Les titres de presse cités sont autant de lignes de tristesse face à la réalité actuelle de l’architecture. Que ce soit la logique de métropolisation qui exploite des territoires de plus en plus lointains tout en maltraitant une partie de sa population en détruisant des lieux de vie, et des lieux de natures et de sociabilité ; que ce soit la logique d’extraction de ressources et de participation au rejet de CO2 dans l’atmosphère (2) (avec la construction intensive dans le cadre de grands projets, en Île-de-France par exemple) ; ou que ce soit les processus de décision et de financement qui, malgré tout un tas d’habiles artifices participatifs, continuent d’augmenter les inégalités (dans le cadre des grands projets métropolitains tel que ceux cités précédemment, qui déplacent dans des processus de gentrification classiques les populations les plus précaires à la marge des zones riches en services et bien desservies). Pour une large part, l’architecture et l’aménagement des territoires sont au service d’un marché néolibéral qui s’entête à épuiser le(s) vivant(s).

Ainsi les écoles d’architecture, d’urbanisme et de sciences politiques, de plus en plus imprégnées de telles logiques, tendent à constituer l’antichambre technique de ce marché. Quand elles investissent les questions écologiques, c’est trop souvent pour déployer un imaginaire cynique de la « transition » ou de la ville « durable » inscrit dans les logiques du « développement », qui prolonge la manière de gérer le désastre sans engager la nécessaire sobriété et résilience Les exemples de projets titanesques tels ceux du Grand Paris ou des JO 2024 illustrent des modèles et imaginaires urbains hors d’échelles, fondé sur l’urbanisation intensive et l’innovation technologique que certains enseignements déploient.

Dans un même mouvement, l’affaiblissement du processus de critique interne à la discipline et la dépolitisation des pratiques au profit d’une approche principalement technique et opérationnelle sont constitutifs de cette transformation des écoles.

Il est ainsi de plus en plus difficile au sortir des écoles de se positionner en praticien·ne·s engagé·e·s ancré·e·s dans la réalité des problématiques auxquelles nous devons faire face si l’on prend au sérieux les questions écologiques et sociales.

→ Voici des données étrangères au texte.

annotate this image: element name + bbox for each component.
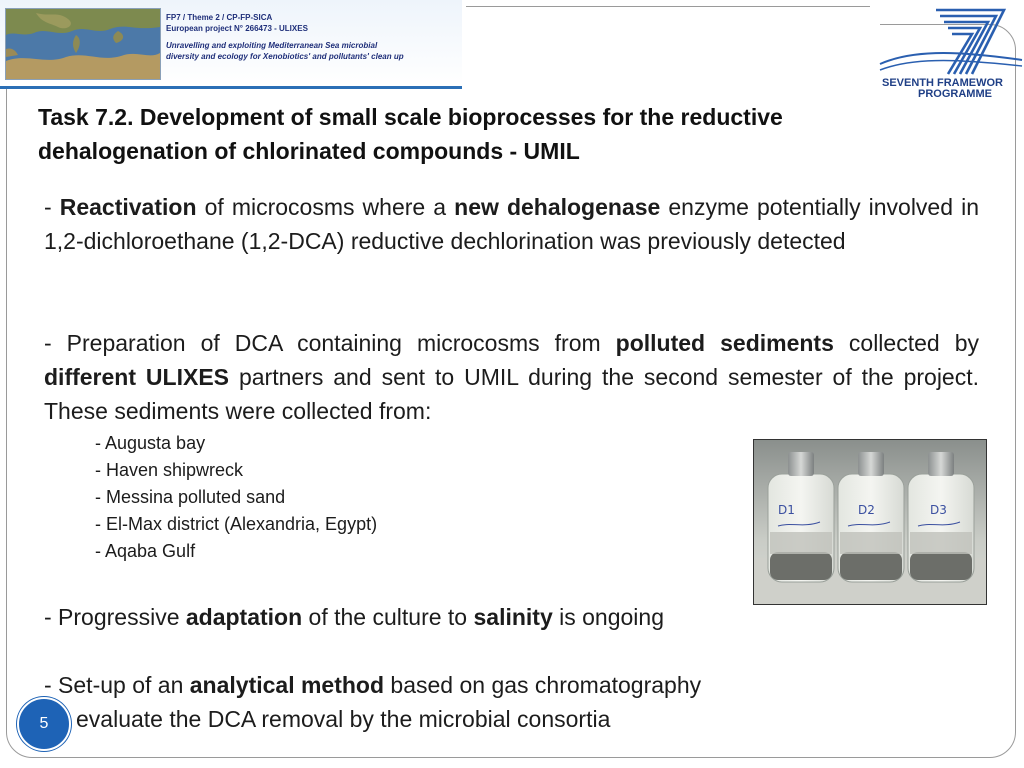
p4-text-2: based on gas chromatography bbox=[384, 672, 702, 698]
slide-title-line2: dehalogenation of chlorinated compounds - UMIL bbox=[38, 138, 580, 164]
p1-text-1: of microcosms where a bbox=[196, 194, 455, 220]
banner-line-project: European project N° 266473 - ULIXES bbox=[166, 24, 308, 33]
p3-bold-salinity: salinity bbox=[473, 604, 553, 630]
list-item: - Aqaba Gulf bbox=[95, 541, 196, 561]
p3-text-3: is ongoing bbox=[552, 604, 664, 630]
bottle-label-d1: D1 bbox=[778, 503, 795, 517]
fp7-logo-line2: PROGRAMME bbox=[918, 88, 992, 100]
p4-text-1: - Set-up of an bbox=[44, 672, 190, 698]
p2-bold-ulixes: different ULIXES bbox=[44, 364, 230, 390]
banner-line-tagline-2: diversity and ecology for Xenobiotics' and pollutants' clean up bbox=[166, 52, 404, 61]
project-banner bbox=[0, 0, 462, 89]
mediterranean-map-image bbox=[5, 8, 161, 80]
slide-title bbox=[38, 100, 978, 168]
slide-title-line1: Task 7.2. Development of small scale bioprocesses for the reductive bbox=[38, 104, 783, 130]
fp7-logo bbox=[876, 4, 1024, 102]
sediment-site-list bbox=[95, 430, 377, 565]
list-item: - Messina polluted sand bbox=[95, 487, 286, 507]
p3-bold-adaptation: adaptation bbox=[185, 604, 303, 630]
list-item: - Augusta bay bbox=[95, 433, 206, 453]
fp7-logo-line1: SEVENTH FRAMEWOR bbox=[882, 77, 1003, 89]
p3-text-2: of the culture to bbox=[302, 604, 474, 630]
p2-text-2: collected by bbox=[833, 330, 979, 356]
p2-bold-sediments: polluted sediments bbox=[615, 330, 834, 356]
banner-line-tagline-1: Unravelling and exploiting Mediterranean Sea microbial bbox=[166, 41, 378, 50]
project-banner-text bbox=[166, 12, 458, 62]
bullet-reactivation bbox=[44, 190, 979, 258]
fp7-logo-icon bbox=[876, 4, 1024, 78]
p2-text-3: partners and sent to UMIL during the second semester of the project. These sediments were collected from: bbox=[44, 364, 979, 424]
p1-bold-dehalogenase: new dehalogenase bbox=[454, 194, 661, 220]
p4-line-2: evaluate the DCA removal by the microbial consortia bbox=[76, 706, 611, 732]
page-number-badge: 5 bbox=[17, 697, 71, 751]
p2-text-1: - Preparation of DCA containing microcosms from bbox=[44, 330, 616, 356]
list-item: - Haven shipwreck bbox=[95, 460, 244, 480]
p1-prefix: - bbox=[44, 194, 60, 220]
top-divider bbox=[466, 6, 870, 7]
bullet-preparation bbox=[44, 326, 979, 428]
p4-bold-analytical: analytical method bbox=[189, 672, 385, 698]
list-item: - El-Max district (Alexandria, Egypt) bbox=[95, 514, 378, 534]
p3-text-1: - Progressive bbox=[44, 604, 186, 630]
p1-text-2: enzyme potentially involved in 1,2-dichloroethane (1,2-DCA) reductive dechlorination was previously detected bbox=[44, 194, 979, 254]
p1-bold-reactivation: Reactivation bbox=[59, 194, 197, 220]
banner-line-theme: FP7 / Theme 2 / CP-FP-SICA bbox=[166, 13, 273, 22]
bottle-label-d2: D2 bbox=[858, 503, 875, 517]
bullet-analytical-method bbox=[44, 668, 979, 736]
microcosm-bottles-photo bbox=[753, 439, 987, 605]
bullet-adaptation bbox=[44, 600, 979, 634]
bottle-label-d3: D3 bbox=[930, 503, 947, 517]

Mais, même les diplomé·e·s ayant développé une approche critique pendant leurs études devront se conformer, dès leur entrée dans le monde du travail, au BIM (Building Information Modeling) et à la smartcity. Outils de conception et matrices de pensée du développement métropolitain, moteur du capitalisme vert. Ces outils avalisent l’idée que l’écologie du futur va dépendre du nombre de capteurs que l’on sera capable de positionner dans les villes, et engagent de fait une société de surveillance qui ne remet aucunement en question son modèle de croissance de d’extraction.

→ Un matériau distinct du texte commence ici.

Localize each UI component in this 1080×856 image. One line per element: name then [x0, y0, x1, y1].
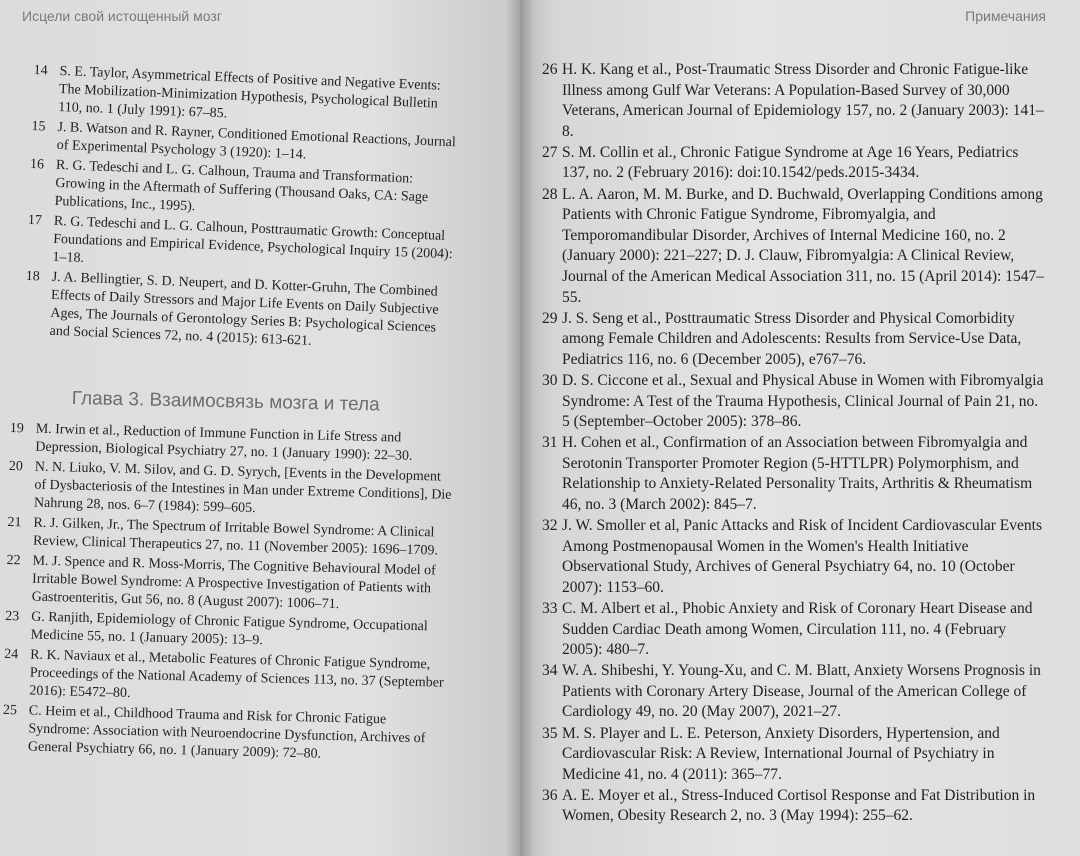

Face à ces perspectives tristes et délétères, plutôt que de se demander « Comment mieux construire ? », nous préférons nous mettre au travail autour de la question : « Quelle culture voulons-nous nourrir ? » (3)

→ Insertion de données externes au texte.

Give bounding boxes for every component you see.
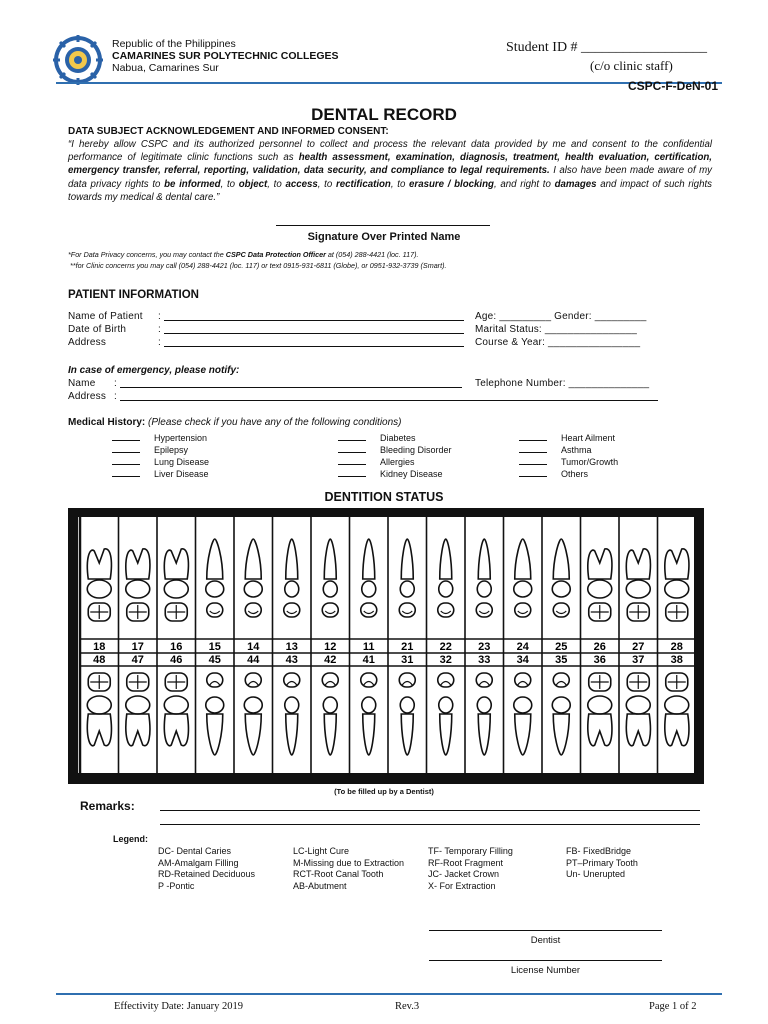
upper-tooth-number: 14 [247,641,260,653]
upper-tooth-root [401,539,413,579]
occlusal-groove [441,611,451,614]
occlusal-groove [441,682,451,686]
dob-label: Date of Birth [68,324,127,335]
upper-tooth-root [440,539,452,579]
lower-tooth-number: 43 [285,654,298,666]
lower-tooth-crown [164,696,188,714]
occlusal-groove [402,682,412,686]
legend-item: RCT-Root Canal Tooth [293,869,384,879]
privacy-note-2: **for Clinic concerns you may call (054) 288-4421 (loc. 117) or text 0915-931-6811 (Globe), or 0951-932-3739 (Smart). [70,261,447,270]
upper-tooth-crown [244,581,262,597]
emergency-name-label: Name [68,378,96,389]
lower-occlusal [207,673,223,687]
upper-tooth-crown [477,581,491,597]
lower-tooth-crown [206,697,224,713]
lower-tooth-number: 31 [401,654,414,666]
lower-tooth-root [164,714,188,746]
lower-tooth-crown [244,697,262,713]
condition-label: Epilepsy [154,445,189,455]
lower-occlusal [284,673,300,687]
legend-item: FB- FixedBridge [566,846,632,856]
legend-item: RD-Retained Deciduous [158,869,256,879]
checkbox-blank[interactable] [112,467,140,477]
legend-col-1 [158,846,255,892]
lower-tooth-root [478,714,490,755]
remarks-line-2[interactable] [160,824,700,825]
condition-label: Diabetes [380,433,416,443]
upper-tooth-root [588,549,612,579]
upper-occlusal [553,603,569,617]
occlusal-groove [556,682,566,686]
legend-col-2 [293,846,404,892]
upper-tooth-crown [126,580,150,598]
legend-item: PT–Primary Tooth [566,857,638,868]
occlusal-groove [479,682,489,686]
condition-label: Hypertension [154,433,208,443]
upper-occlusal [515,603,531,617]
address-field[interactable] [164,346,464,347]
checkbox-blank[interactable] [338,443,366,453]
course-year-field[interactable]: Course & Year: ________________ [475,337,641,348]
legend-label: Legend: [113,834,148,844]
upper-tooth-root [87,549,111,579]
condition-label: Heart Ailment [561,433,616,443]
upper-tooth-crown [439,581,453,597]
consent-heading: DATA SUBJECT ACKNOWLEDGEMENT AND INFORMED CONSENT: [68,126,389,137]
consent-text: “I hereby allow CSPC and its authorized personnel to collect and process the relevant data provided by me and consent to the confidential performance of legitimate clinic functions such as health assessment, examination, diagnosis, treatment, health evaluation, certification, emergency transfer, referral, reporting, validation, data security, and compliance to legal requirements. I also have been made aware of my data privacy rights to be informed, to object, to access, to rectification, to erasure / blocking, and right to damages and impact of such rights towards my medical & dental care.” [68,139,713,203]
upper-tooth-number: 22 [439,641,452,653]
upper-tooth-number: 17 [131,641,144,653]
dob-field[interactable] [164,333,464,334]
remarks-label: Remarks: [80,799,135,813]
condition-label: Others [561,469,589,479]
upper-tooth-root [626,549,650,579]
checkbox-blank[interactable] [519,467,547,477]
upper-tooth-crown [588,580,612,598]
lower-tooth-root [515,714,531,755]
upper-tooth-number: 13 [285,641,298,653]
lower-tooth-root [363,714,375,755]
dentist-fill-note: (To be filled up by a Dentist) [334,787,434,796]
checkbox-blank[interactable] [112,431,140,441]
upper-tooth-number: 24 [516,641,529,653]
lower-tooth-root [324,714,336,755]
teeth-diagram[interactable] [78,517,698,775]
upper-tooth-crown [323,581,337,597]
upper-occlusal [399,603,415,617]
effectivity-date: Effectivity Date: January 2019 [114,1001,243,1012]
emergency-phone-field[interactable]: Telephone Number: ______________ [475,378,650,389]
legend-col-4 [566,846,638,881]
upper-tooth-crown [626,580,650,598]
upper-tooth-number: 12 [324,641,337,653]
emergency-heading: In case of emergency, please notify: [68,365,240,376]
emergency-address-label: Address [68,391,107,402]
lower-tooth-crown [87,696,111,714]
upper-occlusal [207,603,223,617]
lower-tooth-crown [362,697,376,713]
legend-item: P -Pontic [158,880,195,891]
occlusal-groove [287,611,297,614]
college-location: Nabua, Camarines Sur [112,62,219,74]
condition-label: Bleeding Disorder [380,445,452,455]
upper-tooth-number: 23 [478,641,491,653]
lower-tooth-root [245,714,261,755]
lower-tooth-crown [552,697,570,713]
medical-col-3 [519,431,618,479]
revision: Rev.3 [395,1001,420,1012]
lower-tooth-number: 35 [555,654,568,666]
emergency-address-field[interactable] [120,400,658,401]
lower-tooth-root [665,714,689,746]
occlusal-groove [210,682,220,686]
condition-label: Lung Disease [154,457,210,467]
lower-occlusal [322,673,338,687]
checkbox-blank[interactable] [338,467,366,477]
lower-tooth-number: 46 [170,654,183,666]
lower-occlusal [553,673,569,687]
upper-tooth-number: 28 [670,641,683,653]
dentition-heading: DENTITION STATUS [324,490,444,504]
upper-tooth-root [363,539,375,579]
occlusal-groove [479,611,489,614]
lower-occlusal [399,673,415,687]
lower-tooth-crown [285,697,299,713]
legend-col-3 [428,846,513,892]
upper-tooth-crown [362,581,376,597]
lower-tooth-crown [400,697,414,713]
condition-label: Kidney Disease [380,469,443,479]
lower-tooth-number: 32 [439,654,452,666]
legend-item: DC- Dental Caries [158,846,232,856]
lower-tooth-crown [439,697,453,713]
college-seal [52,34,104,86]
legend-item: X- For Extraction [428,880,496,891]
patient-info-heading: PATIENT INFORMATION [68,289,199,301]
upper-tooth-root [126,549,150,579]
upper-occlusal [284,603,300,617]
patient-name-field[interactable] [164,320,464,321]
license-label: License Number [510,965,581,976]
upper-tooth-number: 15 [208,641,221,653]
checkbox-blank[interactable] [519,455,547,465]
upper-tooth-crown [206,581,224,597]
lower-tooth-crown [477,697,491,713]
emergency-name-field[interactable] [120,387,462,388]
occlusal-groove [325,682,335,686]
upper-tooth-crown [552,581,570,597]
upper-occlusal [245,603,261,617]
legend-item: AB-Abutment [293,880,347,891]
address-label: Address [68,337,107,348]
legend-item: M-Missing due to Extraction [293,857,405,868]
legend-item: JC- Jacket Crown [428,869,500,879]
medical-col-1 [112,431,209,479]
lower-tooth-crown [665,696,689,714]
occlusal-groove [518,682,528,686]
legend-item: LC-Light Cure [293,846,350,856]
upper-tooth-root [478,539,490,579]
upper-tooth-crown [87,580,111,598]
page-number: Page 1 of 2 [649,1001,697,1012]
lower-tooth-number: 42 [324,654,337,666]
lower-tooth-root [401,714,413,755]
lower-tooth-number: 37 [632,654,645,666]
checkbox-blank[interactable] [112,443,140,453]
occlusal-groove [210,611,220,614]
lower-tooth-number: 47 [131,654,144,666]
upper-occlusal [476,603,492,617]
lower-tooth-root [588,714,612,746]
upper-occlusal [438,603,454,617]
upper-tooth-root [515,539,531,579]
occlusal-groove [248,611,258,614]
clinic-staff-note: (c/o clinic staff) [590,58,673,73]
upper-tooth-root [665,549,689,579]
upper-tooth-crown [164,580,188,598]
lower-occlusal [515,673,531,687]
upper-tooth-crown [665,580,689,598]
checkbox-blank[interactable] [338,431,366,441]
lower-tooth-root [207,714,223,755]
lower-tooth-root [440,714,452,755]
form-code: CSPC-F-DeN-01 [628,79,719,93]
upper-tooth-number: 18 [93,641,106,653]
upper-tooth-number: 11 [362,641,375,653]
lower-tooth-root [126,714,150,746]
checkbox-blank[interactable] [112,455,140,465]
lower-tooth-number: 48 [93,654,106,666]
header-rule [56,82,722,84]
lower-tooth-crown [514,697,532,713]
upper-tooth-root [286,539,298,579]
legend-item: RF-Root Fragment [428,857,504,868]
page-title: DENTAL RECORD [311,105,457,124]
lower-tooth-number: 41 [362,654,375,666]
checkbox-blank[interactable] [338,455,366,465]
signature-line[interactable] [276,225,490,226]
occlusal-groove [325,611,335,614]
lower-tooth-crown [626,696,650,714]
condition-label: Tumor/Growth [561,457,619,467]
dentist-signature-line[interactable] [429,930,662,931]
upper-occlusal [361,603,377,617]
checkbox-blank[interactable] [519,431,547,441]
lower-tooth-root [626,714,650,746]
occlusal-groove [287,682,297,686]
upper-tooth-crown [514,581,532,597]
upper-occlusal [322,603,338,617]
upper-tooth-number: 27 [632,641,645,653]
condition-label: Asthma [561,445,592,455]
lower-tooth-number: 38 [670,654,683,666]
marital-status-field[interactable]: Marital Status: ________________ [475,324,638,335]
patient-name-label: Name of Patient [68,311,143,322]
lower-tooth-number: 36 [593,654,606,666]
medical-col-2 [338,431,452,479]
lower-occlusal [438,673,454,687]
remarks-line-1[interactable] [160,810,700,811]
lower-occlusal [361,673,377,687]
legend-item: TF- Temporary Filling [428,846,513,856]
student-id-field[interactable]: Student ID # __________________ [506,40,708,55]
republic-text: Republic of the Philippines [112,38,236,50]
footer-rule [56,993,722,995]
dentition-chart[interactable] [68,508,704,784]
medical-history-heading: Medical History: (Please check if you have any of the following conditions) [68,417,402,428]
occlusal-groove [364,682,374,686]
checkbox-blank[interactable] [519,443,547,453]
upper-tooth-crown [400,581,414,597]
upper-tooth-number: 21 [401,641,414,653]
lower-occlusal [476,673,492,687]
lower-tooth-number: 33 [478,654,491,666]
privacy-note-1: *For Data Privacy concerns, you may contact the CSPC Data Protection Officer at (054) 288-4421 (loc. 117). [68,250,419,259]
lower-tooth-number: 44 [247,654,260,666]
lower-tooth-number: 34 [516,654,529,666]
occlusal-groove [364,611,374,614]
lower-occlusal [245,673,261,687]
upper-tooth-number: 26 [593,641,606,653]
upper-tooth-root [207,539,223,579]
upper-tooth-root [164,549,188,579]
legend-item: Un- Unerupted [566,869,626,879]
lower-tooth-number: 45 [208,654,221,666]
condition-label: Liver Disease [154,469,209,479]
college-name: CAMARINES SUR POLYTECHNIC COLLEGES [112,50,339,62]
occlusal-groove [556,611,566,614]
signature-label: Signature Over Printed Name [307,231,461,243]
lower-tooth-crown [126,696,150,714]
legend-item: AM-Amalgam Filling [158,857,239,868]
upper-tooth-number: 16 [170,641,183,653]
upper-tooth-crown [285,581,299,597]
lower-tooth-root [87,714,111,746]
lower-tooth-crown [323,697,337,713]
occlusal-groove [248,682,258,686]
upper-tooth-root [245,539,261,579]
occlusal-groove [518,611,528,614]
lower-tooth-root [286,714,298,755]
age-gender-field[interactable]: Age: _________ Gender: _________ [475,311,647,322]
lower-tooth-crown [588,696,612,714]
lower-tooth-root [553,714,569,755]
upper-tooth-root [553,539,569,579]
occlusal-groove [402,611,412,614]
condition-label: Allergies [380,457,415,467]
license-line[interactable] [429,960,662,961]
upper-tooth-number: 25 [555,641,568,653]
dentist-label: Dentist [530,935,561,946]
upper-tooth-root [324,539,336,579]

On ne protège pas le vivant sans être vivant soi-même

Une culture soumise à des rapports de domination, des pressions politiques, des lobbies et un système patriarcal ne peut contribuer à un monde écologique et empathique. En opposition à celle-ci, nous retrouvons des lignes des joies quand nous sommes capables de nourrir collectivement une culture sensible des amitiés, du commun et du vivant.

Pour cela, en tant qu’étudiant·e·s, professionnel·le·s, enseignant·e·s et habitant·e·s, nous devons oser dire « non ». Trop de charrettes, trop de projets construits trop vite, trop de compromis, trop de lobbies, trop de béton… Nous devons oser dire : « Je ne participerai pas à cela », et passer à l’acte en cultivant d’autres manières de concevoir et de construire, en inventant d’autres modèles et en occupant le terrain politique.

Nos professions sont submergées par une accumulation de réglementations, de normes, de certifications et autres labels. Ce cadre ultra-contraignant, centré sur la technique et la sécurité, empêche la créativité, l’autonomie, ainsi que le déploiement d’une réflexion sur leurs sous-jacentes politiques.

Il ne tient qu’à nous d’interroger, de détourner et de sortir du cadre pour défendre ce qui nous semble juste : privilégier les lieux et leur singularité, expérimenter les savoir-faire locaux, prendre le temps de concevoir et de questionner l’acte de bâtir. Questionner, désobéir, résister, défendre, et ainsi initier les ruptures nécessaires.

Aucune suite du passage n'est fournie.